Efendim neymiş bu standartlar? Standartlar mı yönetecek bizi? Hayır efendim, standartlar yönetmeyecek, standartlar tanımları yapacak, ortak dili belirleyecek sonra biz o ortak dilden konuşacağız ve yazılımlarımızın kalitesini ölçülebilir hale getireceğiz. İyi tamam, ama gömülü sistemler ne alaka? Gömülü sistemler, belki de kaliteli tasarıma en çok ihtiyaç duyulan yazılım tasarım ortamıdır. Zaten zaman kısıtlı, kaynaklar kısıtlı, işin içinde donanım olduğundan değişkenlerin sayısı çok fazla, ürün sürekli güncelleniyor gibi bir ton sebep, rekabette öne geçmek için tasarımın kaliteli olmasını zorunlu kılıyor. İyi de madem standard var, ben ne konuşuyorum? Dedim ya standardlar sadece ortak dili anlatıyor ve bazı ölçüm yöntemlerini belirliyor. İyi olana gitmek bize kalıyor. Dil ortak ama ne konuşacağımızı yine biz belirliyoruz.

Bu yazı dizisinde C dili, C++ dili anlatılmayacak.

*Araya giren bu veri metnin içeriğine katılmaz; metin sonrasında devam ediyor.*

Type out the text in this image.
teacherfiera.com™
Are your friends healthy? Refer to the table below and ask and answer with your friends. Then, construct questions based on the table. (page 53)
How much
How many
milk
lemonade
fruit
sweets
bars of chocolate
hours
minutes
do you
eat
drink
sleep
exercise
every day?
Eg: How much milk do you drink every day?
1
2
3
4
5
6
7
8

Deitel&Deitel’in kitabı o işi çok çok iyi yapıyor. Ancak bu yazı dizisinde onun yerine, sanatsal seviyede programlama pratikleri, gömülü sistemlere özel tasarım kalıpları, modelleme yöntemleri ve iyi programlama pratikleri anlatılacak. Bunların bir kısmının, benim bildiğim bir kaç düzine önemli kitaplarda dahi yer almadığını belirtmek isterim. Uzmanlar için bile faydalı olabilecek bir iki numaram olduğunu düşünüyorum 🙂 Peki nasıl olacak? Her şeyden önce sabırla, sebatla, ilim irfan aşkıyla, azimle olacak. Her zaman yaptığımız gibi, bitirememek üzere başladığımız 1632. iş olmayacak bu. Önce eğer C bilmiyorsanız, bir kaynaktan C öğreneceksiniz. Önerdiğim kaynak Deitel&Deitel’in kitabı. Ardından bu yazı dizisini okuduğunuzda hakikaten keyif alacaksınız. Gerçi bir dili bilmek iddiası fazla özgüvenlice bir iddia bence, her zaman birbirimizden öğrenecek şeylerimiz var o ayrı mevzu ama C dilini zaten biliyorsanız doğrudan yazılara devam edebilirsiniz. Böylelikle gömülü sistemler için çok net, taş gibi bir yazılım alt yapısı edinmiş olacaksınız. Zaten varsa da onu cilalamış olacaksınız. Yazıda C ile birlikte C++ konseptlerine de değineceğim.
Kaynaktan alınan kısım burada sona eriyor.